Monday, May 5, 2014

Breckenridge Gets Zesty With Ophelia Hoppy Wheat

In craft beer terms, there's a new girl in town and she's a complex character. Ophelia Hoppy Wheat Ale is a new spring seasonal from Breckenridge Brewery. Released in January, Ophelia has had several months to garner buzz and establish itself as a spring beer to be sought out and enjoyed. This past Saturday, with the sun shining and spring in full force, I decided to crack open an Ophelia to find out how it stands up as a spring seasonal.

Ophelia's release is one event in a series of big things lately for Breckenridge. In January 2013, Breckenridge announced plans to build a new $20 million, 12-acre farm-style brewery and restaurant in Littleton, Colorado. The project is in the works and may be completed by spring 2015. Breckenridge has also put out some very high quality offerings from its barrel-aging program. One delicious barrel-aged beer it's produced recently is Barleywine Batch #1, released to the public in mid-March. The Breckenridge Vanilla Porter, a long-time fan favorite, can be found on a nitro tap now as well, giving lovers of the Left Hand Brewing Milk Stout Nitro a comparable second option.

For any brewery, releasing a beer like Ophelia would be important. For Breckenridge, it's part of a positive trend of growth and movement into the upper echelons of Colorado craft breweries.
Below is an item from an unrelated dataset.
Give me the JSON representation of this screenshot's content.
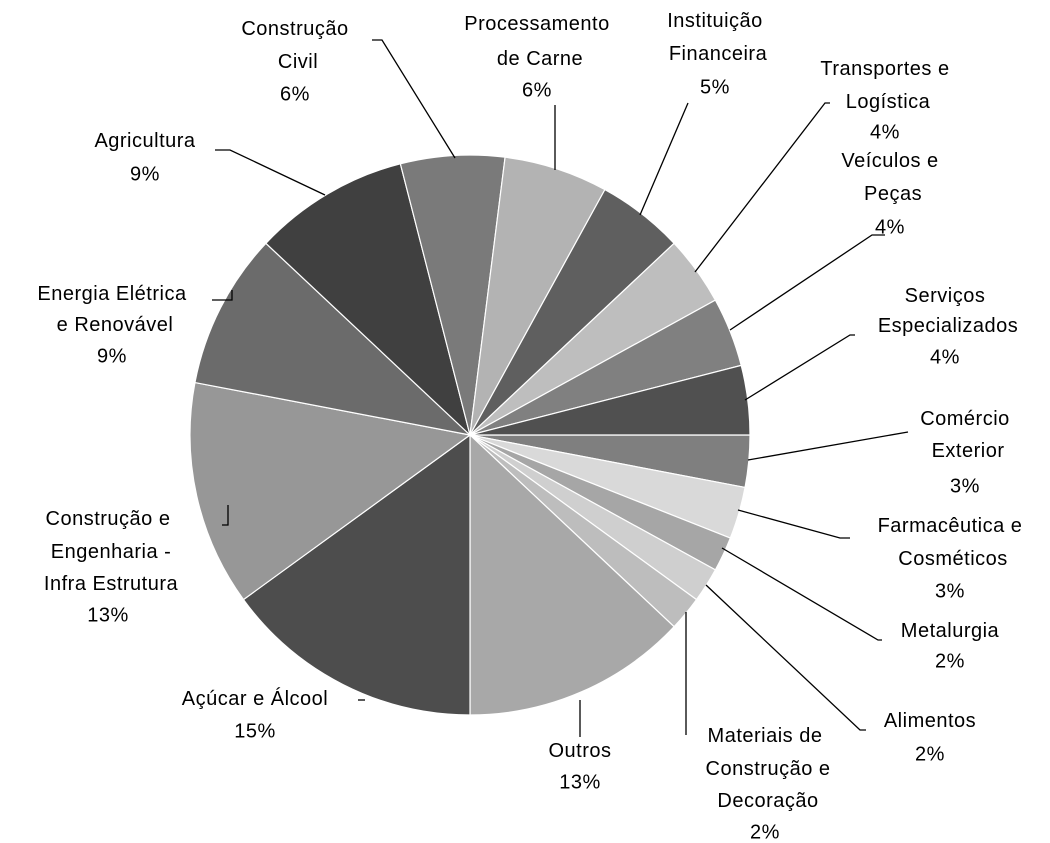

Ophelia pours a bright orange color with a light body and moderate carbonation. The flavors are crisp citrus and spiciness, with a zesty and slightly hoppy finish. It has tons of character and complexity for such an easy-drinking beer. It's in the session-beer realm at 5 percent ABV, which will appeal to many beer drinkers during these warmer months.

Ophelia is definitely a hybrid style, and an excellent example of the innovation of American craft brewing. It seems like the type of beer that holds discovery of its complex nature in each sip, making sure you never get bored.